Toda proposta de espiritualização da Humanidade, assim, partiu e parte do (bom) combate ao materialismo, reintroduzindo as ideias sociais no cenário religioso – fortemente preocupado com valores espirituais ou com o futuro após a morte, em todas as suas vertentes –, fazendo com que, com base em um tripé trabalho-solidariedade-tolerância, existam iniciativas voltadas a melhorar as condições existenciais de inúmeras criaturas, sendo, assim, uma releitura conceitual dos princípios da Revolução Francesa: igualdade, liberdade e fraternidade.

A caridade – como assaz todas as virtudes espirituais – não pode ser encarada como obrigação, prescrição ou condição sine qua non para a evolução espiritual. No aperfeiçoamento de nossa conduta, internalizamos naturalmente (e não de modo forçado) a ideia de nossas boas relações com o próximo, tratando-o com isonomia em relação a nós, destinando-lhe a mesma atenção que, dos outros, gostaríamos de receber e, embora, a princípio, possamos até, nos condicionar à prática caritativa, seguindo modelos pré-definidos, na sequência, incorporando certos hábitos ao nosso proceder, já não mais nos damos conta de que estamos “fazendo” caridade.

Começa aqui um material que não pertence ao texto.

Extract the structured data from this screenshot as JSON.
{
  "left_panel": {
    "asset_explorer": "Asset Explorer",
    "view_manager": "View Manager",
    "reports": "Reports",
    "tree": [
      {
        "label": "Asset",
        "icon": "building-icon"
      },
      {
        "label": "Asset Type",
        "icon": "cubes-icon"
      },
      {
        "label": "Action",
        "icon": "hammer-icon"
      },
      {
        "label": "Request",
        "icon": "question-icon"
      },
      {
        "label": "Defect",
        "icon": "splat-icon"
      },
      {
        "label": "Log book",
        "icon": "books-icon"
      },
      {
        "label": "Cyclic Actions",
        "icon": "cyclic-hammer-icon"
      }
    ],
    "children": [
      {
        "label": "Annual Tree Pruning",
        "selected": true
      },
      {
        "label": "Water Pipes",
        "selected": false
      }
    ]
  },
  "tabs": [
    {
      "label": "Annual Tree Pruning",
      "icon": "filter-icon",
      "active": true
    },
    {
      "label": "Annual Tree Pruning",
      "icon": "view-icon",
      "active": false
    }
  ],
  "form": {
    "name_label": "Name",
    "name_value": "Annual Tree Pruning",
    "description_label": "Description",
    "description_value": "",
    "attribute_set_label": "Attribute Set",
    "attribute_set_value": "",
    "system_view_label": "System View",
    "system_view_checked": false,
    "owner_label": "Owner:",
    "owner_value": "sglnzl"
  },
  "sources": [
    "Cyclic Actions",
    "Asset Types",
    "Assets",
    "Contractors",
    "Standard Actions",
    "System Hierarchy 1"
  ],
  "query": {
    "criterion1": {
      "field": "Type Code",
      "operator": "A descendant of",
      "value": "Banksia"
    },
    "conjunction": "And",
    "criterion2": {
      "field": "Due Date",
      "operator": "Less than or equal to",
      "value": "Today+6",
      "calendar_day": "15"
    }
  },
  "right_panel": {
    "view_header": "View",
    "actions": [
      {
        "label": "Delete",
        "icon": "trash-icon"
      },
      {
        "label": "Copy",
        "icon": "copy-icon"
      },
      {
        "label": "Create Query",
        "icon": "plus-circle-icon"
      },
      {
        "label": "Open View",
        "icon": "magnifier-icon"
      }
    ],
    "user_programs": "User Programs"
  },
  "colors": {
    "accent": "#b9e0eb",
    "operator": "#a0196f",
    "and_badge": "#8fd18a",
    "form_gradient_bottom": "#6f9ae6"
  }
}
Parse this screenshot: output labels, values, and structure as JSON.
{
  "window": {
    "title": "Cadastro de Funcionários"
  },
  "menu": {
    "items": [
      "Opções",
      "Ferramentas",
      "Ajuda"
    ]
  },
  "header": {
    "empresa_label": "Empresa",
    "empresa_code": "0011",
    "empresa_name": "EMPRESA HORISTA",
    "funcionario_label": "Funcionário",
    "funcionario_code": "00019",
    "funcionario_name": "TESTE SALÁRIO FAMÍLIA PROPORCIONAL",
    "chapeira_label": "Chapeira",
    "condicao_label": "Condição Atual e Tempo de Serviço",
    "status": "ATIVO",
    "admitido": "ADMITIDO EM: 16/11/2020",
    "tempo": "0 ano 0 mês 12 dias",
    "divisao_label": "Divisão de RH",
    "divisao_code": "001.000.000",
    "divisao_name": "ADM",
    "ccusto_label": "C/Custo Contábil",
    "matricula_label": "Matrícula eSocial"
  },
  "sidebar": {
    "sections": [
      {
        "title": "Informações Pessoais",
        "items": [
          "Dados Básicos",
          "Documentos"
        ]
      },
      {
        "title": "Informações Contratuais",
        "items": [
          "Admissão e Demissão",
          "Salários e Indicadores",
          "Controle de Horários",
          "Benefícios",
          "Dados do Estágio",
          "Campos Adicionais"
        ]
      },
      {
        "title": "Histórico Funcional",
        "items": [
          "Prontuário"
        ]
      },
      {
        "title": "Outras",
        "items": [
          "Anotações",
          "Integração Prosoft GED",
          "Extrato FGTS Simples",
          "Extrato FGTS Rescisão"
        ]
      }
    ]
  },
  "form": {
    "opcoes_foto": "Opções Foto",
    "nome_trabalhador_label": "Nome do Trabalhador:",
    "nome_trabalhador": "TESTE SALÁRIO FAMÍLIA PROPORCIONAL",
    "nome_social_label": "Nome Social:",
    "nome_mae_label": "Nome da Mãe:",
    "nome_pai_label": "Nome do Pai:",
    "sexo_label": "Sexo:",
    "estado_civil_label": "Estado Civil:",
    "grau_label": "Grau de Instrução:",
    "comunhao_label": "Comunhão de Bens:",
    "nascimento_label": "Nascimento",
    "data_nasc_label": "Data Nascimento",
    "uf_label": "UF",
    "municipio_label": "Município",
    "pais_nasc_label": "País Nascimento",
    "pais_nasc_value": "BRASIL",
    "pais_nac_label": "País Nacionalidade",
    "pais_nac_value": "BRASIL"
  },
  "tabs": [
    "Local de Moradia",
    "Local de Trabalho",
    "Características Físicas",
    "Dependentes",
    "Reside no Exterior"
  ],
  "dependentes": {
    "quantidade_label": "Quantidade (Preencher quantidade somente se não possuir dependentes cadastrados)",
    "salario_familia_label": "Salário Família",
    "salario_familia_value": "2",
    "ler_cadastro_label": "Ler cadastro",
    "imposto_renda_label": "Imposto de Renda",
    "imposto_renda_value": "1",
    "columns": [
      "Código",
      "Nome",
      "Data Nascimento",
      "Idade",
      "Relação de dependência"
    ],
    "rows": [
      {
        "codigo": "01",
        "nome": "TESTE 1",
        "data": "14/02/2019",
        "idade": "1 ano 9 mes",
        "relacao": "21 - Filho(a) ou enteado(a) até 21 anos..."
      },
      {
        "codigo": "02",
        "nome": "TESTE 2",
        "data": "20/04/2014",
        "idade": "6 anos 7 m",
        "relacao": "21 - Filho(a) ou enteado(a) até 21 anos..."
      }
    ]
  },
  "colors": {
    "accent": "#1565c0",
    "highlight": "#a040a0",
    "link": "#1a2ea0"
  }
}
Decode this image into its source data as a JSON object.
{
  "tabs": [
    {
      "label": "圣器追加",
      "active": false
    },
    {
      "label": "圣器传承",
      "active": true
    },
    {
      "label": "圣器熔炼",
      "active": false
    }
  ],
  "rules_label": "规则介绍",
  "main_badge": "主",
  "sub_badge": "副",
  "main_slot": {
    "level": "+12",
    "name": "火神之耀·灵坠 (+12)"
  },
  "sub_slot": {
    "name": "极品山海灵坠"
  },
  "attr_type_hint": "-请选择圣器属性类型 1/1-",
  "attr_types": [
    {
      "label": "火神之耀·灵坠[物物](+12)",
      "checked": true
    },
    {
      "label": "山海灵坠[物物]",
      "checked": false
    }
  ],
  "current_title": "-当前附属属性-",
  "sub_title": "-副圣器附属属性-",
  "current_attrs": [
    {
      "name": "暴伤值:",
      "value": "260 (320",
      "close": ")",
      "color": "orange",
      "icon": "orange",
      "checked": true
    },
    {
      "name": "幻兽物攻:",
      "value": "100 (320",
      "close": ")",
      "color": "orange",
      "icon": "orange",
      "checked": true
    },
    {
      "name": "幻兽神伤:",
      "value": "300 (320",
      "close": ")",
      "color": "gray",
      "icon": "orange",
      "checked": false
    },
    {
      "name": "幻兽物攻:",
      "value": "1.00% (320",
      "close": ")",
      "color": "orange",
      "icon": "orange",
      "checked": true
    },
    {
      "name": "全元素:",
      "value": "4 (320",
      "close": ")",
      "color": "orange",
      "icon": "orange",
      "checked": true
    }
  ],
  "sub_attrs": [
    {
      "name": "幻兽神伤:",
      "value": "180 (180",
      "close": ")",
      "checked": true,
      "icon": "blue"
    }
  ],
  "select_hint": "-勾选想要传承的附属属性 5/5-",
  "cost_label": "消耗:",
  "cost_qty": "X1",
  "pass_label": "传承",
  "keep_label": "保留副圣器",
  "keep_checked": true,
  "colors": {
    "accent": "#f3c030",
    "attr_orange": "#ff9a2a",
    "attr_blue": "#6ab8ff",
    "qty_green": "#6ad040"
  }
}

Finalmente, honrando o título deste artigo, devemos dizer que, apesar de existirem resultados positivos do assistencialismo religioso entre os movimentos e instituições de todos os tempos (“de tudo retém, pois, a melhor parte”), este modelo tradicional não se coaduna com a proposta da sociedade do terceiro milênio, carecendo de um redesenho, reconceituação ou ressignificação. Se os princípios acima citados não são exaustivos em si mesmos e carecem de materialização (implementação) nos cenários sociais, as ações sociais devem ser, politicamente, voltadas para a mudança das conjunturas, para instituir projetos inclusivos e de alcance de cidadania plena. A liberdade de ação (derivada da de pensamento e de convicção) – base axiológica das religiões cristãs, ainda que condicionadas às Leis de Deus, como todas assim expressam – não deve ser direcionadas, jamais, ao condicionamento de nenhum indivíduo, sobretudo os assistidos ou atendidos por iniciativas assistenciais, seja pela doutrinação ou pela indução.

A verdadeira caridade ou prática assistencial com fundo cristão precisa vencer os limites do proselitismo religioso, inclusive o que prescreve, em relação à sua sugestão ou fomento, a ideia religiosa de condenação futura (espiritual) daqueles que não fizerem “nada” por seus semelhantes. Em outras palavras, a caridade que foi expressa, por exemplo, na conhecida (e já citada) Parábola do Samaritano, deve ser uma ação consciente e íntima, direcionada à promoção da dignidade humana e ao exercício dos direitos fundamentais. Mas, em seu escopo e fundamento, deve permitir que o atendido (assistido) possa reunir as condições de livre-exame e decisão, e não ser forçado a seguir preceitos de natureza religiosa, seja qual for o matiz. Ao indivíduo, assim, mesmo dependente da assistência social que advenha de qualquer igreja, templo ou associação religiosa, deve ser incentivada a sua liberdade, para que ele mesmo possa escolher, se assim o desejar, quando, como e porque deva (ou não) se associar ou se filiar a qualquer ideologia de cunho religioso. Caridade, ou fraternidade, na relação interpessoal e no atendimento aos socialmente carentes, mas, sim e sempre, com liberdade! Será possível?